Contrary to popular belief, the coating is not the flower nectar of linden trees, but honeydew, the excretions of aphids. At about the same time as the aphid population, the linden blossom reaches its peak - so many hobby gardeners assume it is the flower nectar that covers everything with the sticky layer. The aphids suck on the leaf veins of the linden on nutrient-rich sap. However, they mainly use the protein contained in low concentration and excrete most of the much higher concentrated sugars again. Therefore honeydew is an almost pure sugar juice. The water content evaporates very quickly in summer in dry weather and leaves behind a sticky layer of sugar. In rainy weather, the phenomenon does not occur, because heavy rain decimates the aphid population by flushing a large part of the insects from the leaves. In addition, the honeydew is diluted so much that it no longer sticks.
So-called soot thymes have specialized in the decomposition of high-energy honeydew. The mushrooms are not a uniform species, but a group of different genera with a similar lifestyle. It usually takes only a few days until the honeydew coating on leaves and vehicles turns black in some places - a sure sign that the fungi have settled on the excreta. Once this black coating has formed on the body or the windows of a car parked under the linden tree, it burns in the blazing sun and leads to stains and paint damage. Incidentally, in addition to ants, bees feed on honeydew. It is even the most important raw material for the dark, very aromatic forest honey.

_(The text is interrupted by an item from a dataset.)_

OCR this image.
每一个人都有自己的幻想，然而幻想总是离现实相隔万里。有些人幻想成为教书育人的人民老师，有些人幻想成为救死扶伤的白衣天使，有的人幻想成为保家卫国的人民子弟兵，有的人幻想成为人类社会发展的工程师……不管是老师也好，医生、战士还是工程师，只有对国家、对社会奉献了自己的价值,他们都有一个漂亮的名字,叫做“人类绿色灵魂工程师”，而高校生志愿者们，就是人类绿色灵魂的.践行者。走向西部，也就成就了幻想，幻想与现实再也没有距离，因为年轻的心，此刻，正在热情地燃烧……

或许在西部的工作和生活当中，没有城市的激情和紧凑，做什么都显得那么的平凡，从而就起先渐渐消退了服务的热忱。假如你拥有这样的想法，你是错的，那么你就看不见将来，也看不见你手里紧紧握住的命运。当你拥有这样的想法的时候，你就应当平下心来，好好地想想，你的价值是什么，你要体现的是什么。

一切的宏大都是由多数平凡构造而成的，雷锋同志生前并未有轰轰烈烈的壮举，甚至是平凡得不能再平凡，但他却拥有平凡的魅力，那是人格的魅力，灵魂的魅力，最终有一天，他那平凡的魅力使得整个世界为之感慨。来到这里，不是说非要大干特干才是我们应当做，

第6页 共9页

In general, the winter lime (Tilia cordata) is less affected by aphids than the summer lime (Tilia platyphyllos). The silver linden (Tilia tomentosa) has slightly hairy and felty shoots and undersides of leaves, which deter the aphids. In addition to some linden trees, mountain maples and Norway maples are particularly affected by aphids in summer. The honeydew drips from them as well.
Some maples are also covered by honeydew aphids and then "drip"
Garden furniture and cars from honeydew
Especially in late spring and early summer you should not park your car or bike under Linden. If this is unavoidable, periodically remove the sticky layer from the vehicles, as well as garden furniture and other things that are under the trees, before damage to the surfaces occurs. Once sooty fungi have settled, the coating becomes very aggressive. It leads, for example, in conjunction with strong sunlight to notches and spots in the paint, which can be removed only with a costly polish again, if the car was not washed for a long time. A treatment with hard wax protects the varnish on re-infestation.
A bench under the linden should be freed from honeydew regularly, especially during the summer months and during flowering
Garden furniture should only be installed under lime trees in the summer if you actually use the seating. With warm water and biological cleaning agents, the fresh honeydew can be easily washed off.